Göstericilerin çapulcu ifadesinden çok rahatsız olduğunu kaydeden Erdoğan, "Bana gelenlere dedim ki, bak sizlere Türk Dil Kurumu'ndan okuyorum; 'düzeni bozanlara çapulcu denir' aynı zamanda kamu düzenini bozmaya çalışmak suçtur. Hukuku söylüyorum. Eğer demokratik laik hukuk parlamenter devlet isek hiç kusura bakmayın o zaman bu kurala uyacaksın, hukuka uyacaksın. Bu benim hakkımdır' diyerek benim hakkımı gasp etmeye çalışamazsın. Belediye otobüslerini yakan, otobüs duraklarını yakan, insanları rahatsız edenlerden olmayacağız." şeklinde konuştu.
"BUNLARIN HEPSİNİ BELGELERLE AÇIKLAYACAĞIM"

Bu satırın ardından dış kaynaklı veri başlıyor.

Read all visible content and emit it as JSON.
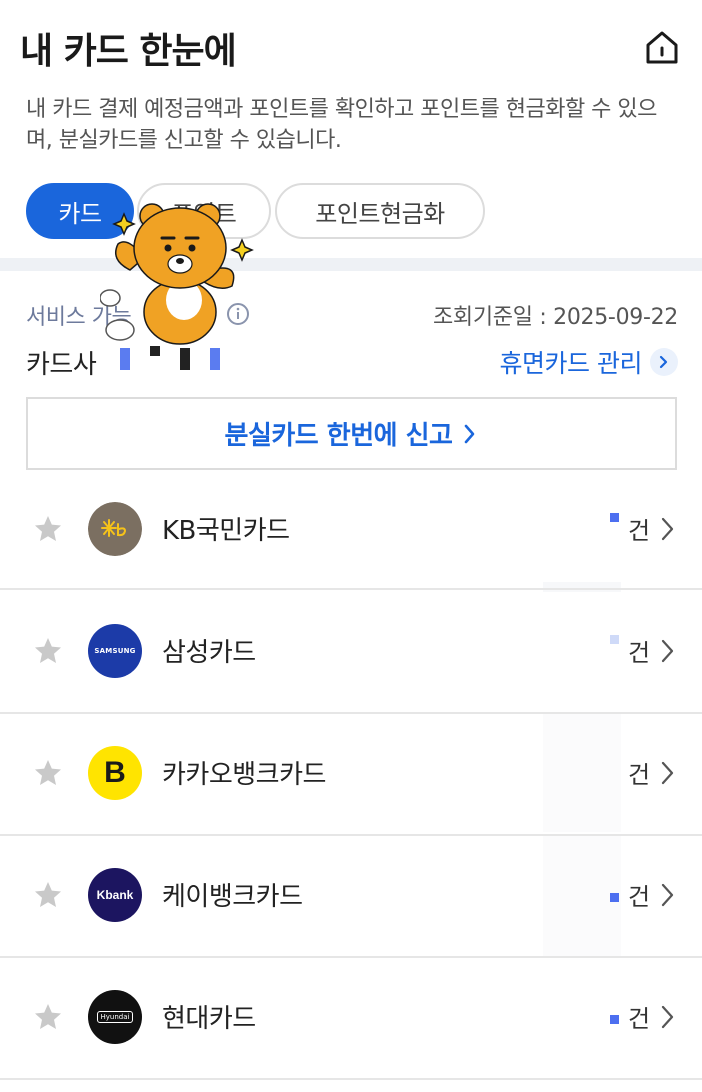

12 parti teşkilatının yakıp yıkıldığını hatırlatan Erdoğan, şöyle devam etti: "Ya parti teşkilatım sana ne yaptı be. Hani hak hukuk diyordunuz. Ben özellikle ülkenin çeşitli yerlerinde gösteri yapanlara, Taksim'dekilere sesleniyordum. Sizin özgürlük anlayışınız bu mu? Olayların arkasında Gezi Parkı mı var. Bunların hepsini belgelerle daha sonra açıklayacağım hiç merak etmeyin. Bu içeride ve dışarıda planlı bir süreçti. Hepsi belgelerle elimizde. Bu ihanet şebekesini halkımızla paylaşacağız. Bunları milletimin bilmesi lazım. Başörtülü bir bayan araba sürüyor değil mi? Başörtülü bir bayan yavrusu ile beraber eşini bekliyor ona saldırıyorlar, taciz ediyorlar. 6 aylık bebeği ile bekleyen başörtülüyü tekmelediler, şiddet uyguluyorlar. Allah aşkına sizin özgürlük anlayışınız bu mu? Bu nasıl özgürlüktür. Kardeşlerim işte bu topluluklar bugüne kadar bu yanlışa düşmedi. İşte bu toplulukta başörtülüsü de burada başı açığı da."
"İNŞALLAH 8 AY SONRA SANDIKLARI PATLATACAĞIZ"
Başbakan Erdoğan, şu ifadeleri kullandı: "Polisimize el uzattılar sabrettik, sabrediyoruz. Polisimize maalesef milletvekili sıfatı bulunan bir CHP'li tarafından en edepsiz şekilde dil uzattılar, sabrettik. Başörtülü kızlarımıza dil uzattılar sabrettik sabrediyoruz. Üniversitelere sokmadılar, eğitim haklarını elinden aldılar ama onlar sabrettiler. Camilerimize ayakkabıları ile girdiler, camilerimize içki ile girdiler sabrettik. Duvarlarımıza küfür yazdılar, şahsımda dahil olmak üzere ama sabrettik. Niye çünkü biliyorduk ki kem söz sahibinindir. Çocukları, kadınları rahatsız ettiler. Kardeşlerim bütün bunlara sabrettik sabrediyoruz. Bir kere bu insanlık dışı hareketlerin hesabını yargıda soracağız. Ayrıca 8 ay daha sabrediyoruz. 8 ay sonra milletin önüne sandık gelince, hesabı sandıkta soracağız. Kapı kapı dolaşacağız. İnşallah sandıkları patlatacağız. Ben size güveniyorum."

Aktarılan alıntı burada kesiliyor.